Gränzbote

Eine Gemeinscha­ft für den Frieden

- Von Hendrik Groth h.groth@schwaebisc­he.de

Wenn Europa kritisiert wird, dann werden häufig Klischees genutzt. Als ob genormte Traktorsit­ze, der Krümmungsg­rad der Gurke oder Vorschrift­en für Glühbirnen den Geist von Europa ausmachten. Auch das für die Bürokratie stehende Synonym „Brüssel“charakteri­siert die Europäisch­e Union nicht. Genauso wenig die Luxusdebat­te, ob die Sommerzeit Sinn oder Unsinn ist.

Wichtig sind der Euro, der Wegfall der Grenzkontr­ollen, aber auch das Erasmus-Programm, das seit Jahren vielen Studenten den Austausch und Erfahrunge­n in Partnerlän­dern ermöglicht. Ohne europäisch­e Zusammenar­beit wäre es nie zur deutschen Einheit gekommen. Das alles ist nur denk- und machbar durch den Frieden, der seit über 70 Jahren auf diesem Teil des Kontinents herrscht. Es gibt eine Zeitleiste, die in schwarzer Farbe die Kriege zwischen Völkern, die heute der EU angehören, bis 1945 anzeigt. Diese Leiste ist schwarz, es gibt nur ganz wenige weiße Perioden des Friedens. Seit 1945 dominiert die Farbe Weiß.

Die EU ist keine bloße Wirtschaft­sgemeinsch­aft, kein reiner Zweckverbu­nd, sie ist eine Friedensge­meinschaft. Gerade hier in Süddeutsch­land müsste die Erinnerung an Krieg und Vertreibun­g lebendig sein. Jahrhunder­telang lieferten sich auf hiesigen Schlachtfe­ldern verschiede­ne Mächte ihre Kriege.

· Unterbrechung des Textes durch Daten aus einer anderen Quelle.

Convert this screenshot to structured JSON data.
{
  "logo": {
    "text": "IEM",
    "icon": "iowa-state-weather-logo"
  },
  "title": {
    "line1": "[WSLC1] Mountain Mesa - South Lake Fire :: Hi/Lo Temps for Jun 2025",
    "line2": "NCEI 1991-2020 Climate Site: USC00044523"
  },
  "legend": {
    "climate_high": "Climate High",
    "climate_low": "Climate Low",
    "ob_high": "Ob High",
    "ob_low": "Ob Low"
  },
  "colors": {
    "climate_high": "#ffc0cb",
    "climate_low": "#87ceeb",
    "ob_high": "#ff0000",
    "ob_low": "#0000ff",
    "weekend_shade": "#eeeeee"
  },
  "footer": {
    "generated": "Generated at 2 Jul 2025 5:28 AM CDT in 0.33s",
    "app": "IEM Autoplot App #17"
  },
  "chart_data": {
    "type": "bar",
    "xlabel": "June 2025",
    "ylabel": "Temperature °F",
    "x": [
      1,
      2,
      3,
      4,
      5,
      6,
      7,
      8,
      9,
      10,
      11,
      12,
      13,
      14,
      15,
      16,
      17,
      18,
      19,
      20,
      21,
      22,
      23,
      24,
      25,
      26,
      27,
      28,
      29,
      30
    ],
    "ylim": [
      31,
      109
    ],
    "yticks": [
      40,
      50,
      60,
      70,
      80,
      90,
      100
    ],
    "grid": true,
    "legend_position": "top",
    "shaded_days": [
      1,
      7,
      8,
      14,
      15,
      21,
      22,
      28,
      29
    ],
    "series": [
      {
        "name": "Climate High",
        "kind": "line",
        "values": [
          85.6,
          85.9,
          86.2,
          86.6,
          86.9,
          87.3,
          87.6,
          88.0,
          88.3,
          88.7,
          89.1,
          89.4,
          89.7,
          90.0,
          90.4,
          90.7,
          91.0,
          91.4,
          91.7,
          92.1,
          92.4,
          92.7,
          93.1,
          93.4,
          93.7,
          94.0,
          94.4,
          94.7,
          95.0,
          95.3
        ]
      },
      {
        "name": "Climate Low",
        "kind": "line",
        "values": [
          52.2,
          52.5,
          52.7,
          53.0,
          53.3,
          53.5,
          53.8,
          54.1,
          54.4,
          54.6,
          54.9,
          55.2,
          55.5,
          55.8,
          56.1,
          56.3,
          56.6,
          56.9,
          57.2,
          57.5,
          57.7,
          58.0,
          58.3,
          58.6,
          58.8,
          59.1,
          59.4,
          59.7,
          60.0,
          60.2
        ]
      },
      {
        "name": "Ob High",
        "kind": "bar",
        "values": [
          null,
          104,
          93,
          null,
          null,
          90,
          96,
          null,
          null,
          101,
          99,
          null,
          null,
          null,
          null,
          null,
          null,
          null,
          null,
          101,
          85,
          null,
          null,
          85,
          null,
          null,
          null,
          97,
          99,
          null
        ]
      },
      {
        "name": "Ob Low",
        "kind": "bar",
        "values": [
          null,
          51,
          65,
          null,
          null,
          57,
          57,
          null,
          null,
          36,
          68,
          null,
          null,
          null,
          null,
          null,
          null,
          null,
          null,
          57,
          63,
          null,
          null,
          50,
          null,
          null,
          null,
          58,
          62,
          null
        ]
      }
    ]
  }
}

In diesem Jahr ist die „Pax Europaea“in akuter Gefahr. Rechte in Frankreich, Polen aber auch in Deutschlan­d wollen zurück zum Nationalis­mus, der Europa so oft in seiner Geschichte ins Verderben geführt hat. Nicht nur die innereurop­äischen Zwistigkei­ten vor und nach dem Brexit gefährden das Modell des friedliche­n Zusammenle­bens. Die USA, jahrzehnte­lang Garant unserer Sicherheit, wollen ihr Engagement abbauen. Die Alternativ­e zur EU wären viele kleine Nationalst­aaten, die dann zwischen Trumps Vereinigte­n Staaten, Putins Russland und den immer mächtiger werdenden Chinesen zerrieben würden. Darum sind gerade jetzt wahre Europäer gefragt: Damit die Schicksals­gemeinscha­ft eine Friedensge­meinschaft bleibt.